Introduction

Rhythmic behaviour is characteristic for the nervous system at different hierarchical levels. Periodic temporal patterns can be generated both by endogenous pacemaker neurons and by multicellular neural networks. At single-cell level it was demonstrated, both experimentally and theoretically, that periodic membrane potentials could bifurcate to more complex oscillatory behaviour (ultimately identified by chaos) in response to drug treatment (Holden, Winlow & Haydon, 1982; Chay, 1984). Even the alteration of periodically synchronized oscillation and chaotic behaviour has been found in periodically forced oscillators of squid giant axons (Aihara, Matsumoto & Ichikawa, 1985).

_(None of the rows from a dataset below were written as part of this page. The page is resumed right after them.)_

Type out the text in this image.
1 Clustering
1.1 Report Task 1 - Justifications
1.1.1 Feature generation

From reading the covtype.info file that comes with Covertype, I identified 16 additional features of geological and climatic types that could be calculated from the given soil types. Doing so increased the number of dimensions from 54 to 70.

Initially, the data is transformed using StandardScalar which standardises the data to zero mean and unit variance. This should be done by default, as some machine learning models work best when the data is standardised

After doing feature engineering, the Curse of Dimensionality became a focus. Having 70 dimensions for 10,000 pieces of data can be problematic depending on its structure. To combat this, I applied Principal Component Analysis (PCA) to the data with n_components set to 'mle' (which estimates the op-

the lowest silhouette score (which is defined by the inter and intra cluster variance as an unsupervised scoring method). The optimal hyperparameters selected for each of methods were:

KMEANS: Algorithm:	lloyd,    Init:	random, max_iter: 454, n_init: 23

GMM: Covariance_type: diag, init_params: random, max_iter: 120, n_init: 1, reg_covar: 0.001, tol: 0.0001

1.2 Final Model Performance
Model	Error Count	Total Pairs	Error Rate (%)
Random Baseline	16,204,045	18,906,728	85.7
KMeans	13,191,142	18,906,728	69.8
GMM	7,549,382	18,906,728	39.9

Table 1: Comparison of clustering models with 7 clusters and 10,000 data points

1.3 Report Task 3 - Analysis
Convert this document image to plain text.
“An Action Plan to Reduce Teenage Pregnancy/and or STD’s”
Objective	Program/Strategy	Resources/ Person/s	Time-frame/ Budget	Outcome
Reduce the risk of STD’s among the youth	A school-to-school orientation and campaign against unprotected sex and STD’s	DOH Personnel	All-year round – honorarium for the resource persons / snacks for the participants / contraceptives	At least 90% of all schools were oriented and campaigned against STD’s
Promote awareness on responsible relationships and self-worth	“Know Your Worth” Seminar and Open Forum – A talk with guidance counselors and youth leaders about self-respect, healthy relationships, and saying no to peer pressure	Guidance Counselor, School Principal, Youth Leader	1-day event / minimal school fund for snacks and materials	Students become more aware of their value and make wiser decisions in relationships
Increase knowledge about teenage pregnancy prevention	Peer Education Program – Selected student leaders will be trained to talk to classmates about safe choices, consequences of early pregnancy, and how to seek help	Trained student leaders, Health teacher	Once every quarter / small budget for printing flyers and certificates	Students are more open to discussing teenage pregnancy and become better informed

The appearance of quasi-periodicity and chaos has been associated with abnormal neural phenomena not only at single neural level but as well at macroscopic scale connecting chaotic EEG dynamics to epileptic seizure (Babloyantz, Salazar & Nicholis, 1985). At intermediate level, chaotic behaviour was found in a model of the central dopaminergic neuronal system, and was associated with schizophrenics (King, Barchas & Huberman, 1984).

‘Normal’ and ‘abnormal’ dynamic behaviour, also at intermediate, namely synaptic level, has recently been investigated (Érdi & Barna, 1986; Éedi & Barna, 1987). Preliminary numerical calculations suggested that the regular periodic operation of synaptic level rhythmic generator of cholinergic system requires a fine-tuned neurochemical control system. Even mild impairment of the metabolism might imply ‘abnormal’ dynamic synaptic activity.

Memory disorders associated with Alzheimer's disease, partially due to disturbance of the control system of acetylcholine (ACh) synthesis, can be accompanied by change of dynamic patterns of firing frequency (Wurtman, Hefti & Melamed, 1981).